A study carried out by BMJ Open hoped to highlight how the choice in therapy at the start of type 2 diabetic treatment, and initial stage of an increased treatment regimen have modified over the years.
The findings of the study showed that 73% of the research population were initiated on metformin, in comparison to a mere 15% on sulfonylurea. However, an important discovery from the data obtained suggested that although sulphonylureas dominated in 2000 at the primary stage of an intensification of treatment, this fell considerably by 2017 to only 30%, due to the fact that there were newer classes of drugs being utilised instead.
Additionally, an important concept to consider is that prescribing patterns differ depending on the country. For example, a study found that dipeptidyl peptidase-4 inhibitors and sodium/glucose cotransporter-2 inhibitors are more readily prescribed in Wales and Northern Ireland than Scotland or Wales.

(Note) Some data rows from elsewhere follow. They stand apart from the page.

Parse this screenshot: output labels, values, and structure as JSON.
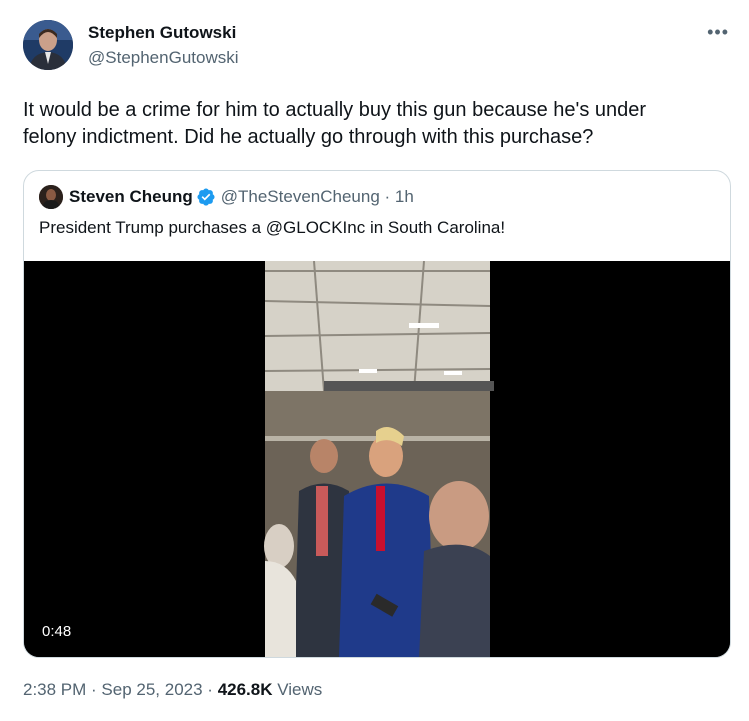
{
  "author": {
    "name": "Stephen Gutowski",
    "handle": "@StephenGutowski"
  },
  "more_icon_label": "•••",
  "tweet": {
    "line1": "It would be a crime for him to actually buy this gun because he's under",
    "line2": "felony indictment. Did he actually go through with this purchase?"
  },
  "quote": {
    "name": "Steven Cheung",
    "handle_time": "@TheStevenCheung · 1h",
    "text": "President Trump purchases a @GLOCKInc in South Carolina!",
    "video_duration": "0:48"
  },
  "footer": {
    "time": "2:38 PM",
    "sep1": " · ",
    "date": "Sep 25, 2023",
    "sep2": " · ",
    "views_count": "426.8K",
    "views_label": " Views"
  },
  "colors": {
    "accent": "#1d9bf0",
    "secondary_text": "#536471",
    "border": "#cfd9de"
  },
  "icons": [
    "avatar",
    "more-icon",
    "verified-badge-icon"
  ]
}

This idea is important when exploring reasons for adherence in different ethnic groups, as populations such as South Asians may adhere to a certain drug more readily than others, and due to the idea that trends in prescribing differ according to location, this may be another variable to take into account when explaining poor medication adherence in certain populations over others.
Additionally, findings from a report published by the NHS also highlighted the patterns in prescribing of medication for type 2 diabetes in the UK between the years 2008-2009 to 2018-2019 (Kamat, 2020). The major findings suggested that the average cost of drugs for a single patient with diabetes between 2018-2019 was £327.78, and the Net cost of prescribing for medication administered in diabetes was £1075 million between the years 2018 to 2019. As this is a substantial cost for the NHS to cover per patient as well as a whole, it is important to consider the effects that non-adherence to medication for type 2 diabetes can have to the economy and for a health care service such as the NHS. A patient not taking their medication prescribed incurs a loss to this health care system, as the money funded towards their treatment regime is ultimately being wasted, whereas instead those funds could potentially be utilised to help treatment for another patient with a different health condition such as cancer.
To conclude, although there are some statistics to suggest that medication adherence may be affected by variables such as ethnicity, the data is still inconclusive.